I recommend surrogate keys -- always, which is an invitation to hate mail, but it's my recommendation just the same. I can think of no circumstance where a natural key would be preferable to a surrogate.

7: Normalization is a waste of time

Just writing that title hurts. Unfortunately, I do run into developers who don't take normalization seriously enough. Normalization is the process of removing any repeating groups and redundant data to related tables. This process supports the RDBMS by theory and design. Without normalization, a RDBMS is doomed. Despite its importance, many developers make a cursory pass through the data and normalize very little, and that's a mistake you should avoid. Take the time to break down your data, normalizing at least to 2nd or 3rd Normal form.

8: You can't normalize enough

The previous point may seem to imply that normalization is the panacea of database design. But like code, too much of a good thing can slow things down. The more tables and joins involved in pulling data together into meaningful information, the slower the database will perform. Don't overdo it -- be thorough without being obsessed.
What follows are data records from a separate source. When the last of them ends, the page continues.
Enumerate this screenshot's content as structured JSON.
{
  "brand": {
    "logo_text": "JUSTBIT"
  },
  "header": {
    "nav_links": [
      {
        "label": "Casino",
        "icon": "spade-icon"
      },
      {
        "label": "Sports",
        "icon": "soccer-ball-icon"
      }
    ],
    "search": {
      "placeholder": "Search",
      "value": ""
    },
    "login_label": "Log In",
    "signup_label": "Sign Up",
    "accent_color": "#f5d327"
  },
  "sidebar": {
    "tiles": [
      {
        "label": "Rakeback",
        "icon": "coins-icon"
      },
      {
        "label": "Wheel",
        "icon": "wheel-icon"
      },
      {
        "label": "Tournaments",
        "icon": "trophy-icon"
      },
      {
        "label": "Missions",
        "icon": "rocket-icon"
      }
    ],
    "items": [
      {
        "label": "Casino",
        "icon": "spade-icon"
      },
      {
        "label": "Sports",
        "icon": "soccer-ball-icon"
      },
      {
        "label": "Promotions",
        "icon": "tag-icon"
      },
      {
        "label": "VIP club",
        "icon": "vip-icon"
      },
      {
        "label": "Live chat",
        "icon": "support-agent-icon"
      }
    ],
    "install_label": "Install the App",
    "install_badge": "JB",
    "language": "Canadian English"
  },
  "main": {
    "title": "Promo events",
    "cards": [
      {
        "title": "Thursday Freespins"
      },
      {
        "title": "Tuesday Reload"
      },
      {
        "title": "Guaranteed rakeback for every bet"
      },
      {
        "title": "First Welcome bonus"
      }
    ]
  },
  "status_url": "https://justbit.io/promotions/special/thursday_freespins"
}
If your normalization scheme requires several tables to generate a common view, you've gone too far (probably). In short, if performance slows and there's nothing wrong with the connection, the query, and so on, excessive normalization might be the culprit.

9: It'll perform just as well with real data

Failing to test a database for scalability is a huge mistake. During the development stage, it's acceptable to work with a scant amount of data. On the other hand, a few rows of test data just can't provide a realistic view of how the database will perform in a production environment. Before going live, be sure to test your database with real data, and lots of it. Doing so will expose bottlenecks and vulnerabilities.

You can blame the database engine for choking on real data -- nice work if you can get it (and the client believes you).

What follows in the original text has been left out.